A shot from above so you can see the spread. (Heh.)
We were gone for two hours last evening, having dinner with Fred’s parents and sister and her husband. I hoped I’d come home and find Maggie in the midst of birthing 73 babies, but NOT A ONE.
“MAGGIE,” I said. “GIVE ME THOSE BABIES!”
“Nyah,” she said, and then head-butted my hand and demanded I scratch her behind the ears.
Obviously I have a thing for brown tabbies. Hello, pretty Corbie.
Rufus is not only coming out from under the couch more and more, but yesterday afternoon we found him on top of the cat tree in the front room, curled up asleep. I’m glad he feels safe enough to do that now.
When we put him in the guest bedroom at night, I only have to sit down and call to him once, and he comes right over to me for petting and kisses.
Sugarbutt snuggles up to the new bed I bought him at Walgreen. Something about the fact that a cat is snuggled up to sleep in a bed shaped like a dog amuses me for some reason. It doesn’t take much, obviously.
Previously
2010: No entry.
2009: No entry.
2008: Your comments, my answers!
2007: Turns out Maxi had found herself a desiccated frog and was chewing on it.
2006: Whereupon Nick Stokes, Ace Detective and CSI Genius jumps in and says, a dark scowl upon his face, “What is that, some kind of nickname?”
2005: Because there’s nothing worse than having your eyes scooped out with a spork when you’re not quite dead yet, believe you me.
2004: No entry.
2003: Your “shit” discussion is now over. You may move on.
2002: “Momma!” he cried “Momma, I’ll be good! Let me in Momma, let me in!”
2001: “Owowowowowow,” I whined, hand over my eye, and then stomped my foot in frustration.
2000: When I saw it in the theater, the ending so disturbed me that I sobbed all the way home from the movie theater.
Okay, Maggie, this is ridiculous.

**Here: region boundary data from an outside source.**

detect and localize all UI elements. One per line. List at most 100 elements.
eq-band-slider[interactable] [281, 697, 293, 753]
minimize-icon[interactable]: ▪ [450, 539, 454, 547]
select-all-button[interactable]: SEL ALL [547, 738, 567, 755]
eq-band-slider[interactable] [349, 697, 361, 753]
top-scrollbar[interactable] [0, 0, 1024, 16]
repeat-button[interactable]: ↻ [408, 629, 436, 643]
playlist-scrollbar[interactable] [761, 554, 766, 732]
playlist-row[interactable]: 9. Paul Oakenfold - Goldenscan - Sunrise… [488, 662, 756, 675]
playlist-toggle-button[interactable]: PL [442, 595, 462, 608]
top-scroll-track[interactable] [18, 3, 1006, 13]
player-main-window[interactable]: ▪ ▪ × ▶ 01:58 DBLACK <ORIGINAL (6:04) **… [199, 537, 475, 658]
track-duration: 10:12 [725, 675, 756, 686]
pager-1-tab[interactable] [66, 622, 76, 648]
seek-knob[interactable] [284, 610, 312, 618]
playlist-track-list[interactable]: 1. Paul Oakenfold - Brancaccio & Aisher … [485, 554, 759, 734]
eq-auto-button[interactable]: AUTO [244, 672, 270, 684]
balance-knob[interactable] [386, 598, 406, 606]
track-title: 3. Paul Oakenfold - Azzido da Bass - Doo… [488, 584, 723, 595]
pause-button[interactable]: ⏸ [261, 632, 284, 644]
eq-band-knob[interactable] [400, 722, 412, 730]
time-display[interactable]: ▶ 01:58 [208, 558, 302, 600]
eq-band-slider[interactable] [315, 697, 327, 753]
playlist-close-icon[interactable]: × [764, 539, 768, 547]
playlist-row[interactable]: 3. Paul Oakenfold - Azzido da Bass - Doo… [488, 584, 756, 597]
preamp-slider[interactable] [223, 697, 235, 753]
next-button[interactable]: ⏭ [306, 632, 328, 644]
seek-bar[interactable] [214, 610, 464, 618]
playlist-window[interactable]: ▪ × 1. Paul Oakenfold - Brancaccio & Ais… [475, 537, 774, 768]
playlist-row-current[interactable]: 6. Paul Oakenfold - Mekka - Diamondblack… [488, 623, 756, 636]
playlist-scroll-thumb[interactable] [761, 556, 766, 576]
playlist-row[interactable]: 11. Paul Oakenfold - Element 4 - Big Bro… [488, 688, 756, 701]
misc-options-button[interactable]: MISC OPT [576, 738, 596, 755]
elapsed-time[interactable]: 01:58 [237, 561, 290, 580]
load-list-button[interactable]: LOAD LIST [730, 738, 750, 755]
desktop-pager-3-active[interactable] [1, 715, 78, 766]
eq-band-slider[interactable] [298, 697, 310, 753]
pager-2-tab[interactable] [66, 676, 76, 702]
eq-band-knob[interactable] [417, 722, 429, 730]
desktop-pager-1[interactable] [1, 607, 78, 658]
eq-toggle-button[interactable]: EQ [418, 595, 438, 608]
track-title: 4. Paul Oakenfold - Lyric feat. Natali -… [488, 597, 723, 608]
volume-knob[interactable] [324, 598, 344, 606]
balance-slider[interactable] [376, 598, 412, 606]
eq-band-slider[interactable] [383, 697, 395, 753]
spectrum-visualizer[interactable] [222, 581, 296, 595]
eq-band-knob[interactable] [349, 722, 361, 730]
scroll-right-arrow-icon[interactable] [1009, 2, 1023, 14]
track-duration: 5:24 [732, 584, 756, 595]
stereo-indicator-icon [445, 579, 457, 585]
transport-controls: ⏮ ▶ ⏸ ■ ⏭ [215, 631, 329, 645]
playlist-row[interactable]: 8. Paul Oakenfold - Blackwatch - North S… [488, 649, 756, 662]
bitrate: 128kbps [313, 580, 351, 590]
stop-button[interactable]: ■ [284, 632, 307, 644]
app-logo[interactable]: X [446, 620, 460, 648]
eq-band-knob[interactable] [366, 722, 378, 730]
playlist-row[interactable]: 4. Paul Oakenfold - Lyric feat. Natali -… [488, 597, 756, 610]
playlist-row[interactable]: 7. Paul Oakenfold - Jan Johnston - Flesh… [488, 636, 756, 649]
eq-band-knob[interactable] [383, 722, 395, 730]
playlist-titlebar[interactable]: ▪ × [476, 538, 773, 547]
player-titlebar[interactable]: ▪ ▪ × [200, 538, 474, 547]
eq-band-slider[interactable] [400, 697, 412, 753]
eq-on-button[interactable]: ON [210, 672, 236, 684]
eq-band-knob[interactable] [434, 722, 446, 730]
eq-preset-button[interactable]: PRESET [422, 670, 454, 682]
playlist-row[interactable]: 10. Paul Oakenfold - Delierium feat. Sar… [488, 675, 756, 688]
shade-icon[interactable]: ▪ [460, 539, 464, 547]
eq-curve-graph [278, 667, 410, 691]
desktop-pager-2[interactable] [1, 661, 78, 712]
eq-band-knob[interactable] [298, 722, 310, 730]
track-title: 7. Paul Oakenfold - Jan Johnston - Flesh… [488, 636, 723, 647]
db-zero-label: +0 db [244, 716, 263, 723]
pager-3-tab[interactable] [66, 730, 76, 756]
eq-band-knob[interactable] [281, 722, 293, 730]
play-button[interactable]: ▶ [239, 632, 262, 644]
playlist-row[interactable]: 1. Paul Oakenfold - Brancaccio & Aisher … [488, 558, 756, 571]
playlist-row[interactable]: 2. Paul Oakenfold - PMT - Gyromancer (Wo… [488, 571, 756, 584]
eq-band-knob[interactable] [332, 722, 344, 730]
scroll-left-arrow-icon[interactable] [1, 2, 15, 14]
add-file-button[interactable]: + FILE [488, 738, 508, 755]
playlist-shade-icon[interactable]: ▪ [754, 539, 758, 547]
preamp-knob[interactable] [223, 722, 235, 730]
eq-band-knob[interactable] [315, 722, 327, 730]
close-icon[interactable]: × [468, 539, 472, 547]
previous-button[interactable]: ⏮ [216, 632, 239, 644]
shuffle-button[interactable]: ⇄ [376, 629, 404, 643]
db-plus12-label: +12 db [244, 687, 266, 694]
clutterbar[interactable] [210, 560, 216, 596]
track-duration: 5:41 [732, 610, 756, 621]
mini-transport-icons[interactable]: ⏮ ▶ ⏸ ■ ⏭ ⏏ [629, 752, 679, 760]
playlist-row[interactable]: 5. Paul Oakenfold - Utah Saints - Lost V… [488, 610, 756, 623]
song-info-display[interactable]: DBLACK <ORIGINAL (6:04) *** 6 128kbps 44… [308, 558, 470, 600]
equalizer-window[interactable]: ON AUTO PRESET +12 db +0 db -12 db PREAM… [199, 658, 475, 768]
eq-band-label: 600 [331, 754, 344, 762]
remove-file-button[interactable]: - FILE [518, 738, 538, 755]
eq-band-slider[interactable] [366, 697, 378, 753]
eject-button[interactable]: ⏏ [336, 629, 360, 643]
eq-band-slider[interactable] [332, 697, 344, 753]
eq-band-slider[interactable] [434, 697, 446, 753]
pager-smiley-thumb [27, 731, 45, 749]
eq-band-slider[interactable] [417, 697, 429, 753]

I chose this morning at 6:00 to give you one last weekend of rest. WHERE THE HELL ARE THE BABIES, DAMMIT???????
GAH!!!
I’m with you, Jennifer! This is getting ridiculous!
It’s a pillow. It’s a pet. It’s a pillow pet (bedforgorgeouskittiesohyeahhhh)!
Have you ever seen a pregnant kitty be so big? Can’t say as I have ever really seen a seriously pregnant cat… just the odd stray running around, which thankfully is rare.
Kristina, the only pregnant cat I’ve known in the past (who was truly pregnant, I should add) was Kara. And when we got Kara, she was the size Maggie was TWO WEEKS AGO. And Kara birthed those babies about 24 hours after we got her!
hahahaha I was singing the same thing when I saw that picture of Suggy. Great minds, I tell ya.
Maggie must have a LOT of babies…or some little moose kittens in there! She is huge! It makes the waiting even worse!! I thought for sure since I didn’t check all weekend I would be looking at baby pictures now. I guess a watched cat never births??
LOVE the kitty bed, I have the striped cat one, came from Walgreens too. but mine rarely get in it!
JESUS CHRIST, MAGGIE!! Give them UP already! You’ll get even MORE yummy snacks, ’cause Fred and Robyn know to treat the unwed baby mamas.
I find myself checking in at embarassingly frequent intervals. I really need to get me a life.
She’s holding out for April Fool’s Day, at which point she’ll make a Volkswagen-sized deposit in the litter box and fart for three hours, and you’ll realize that she was Pregnancy Faker #2.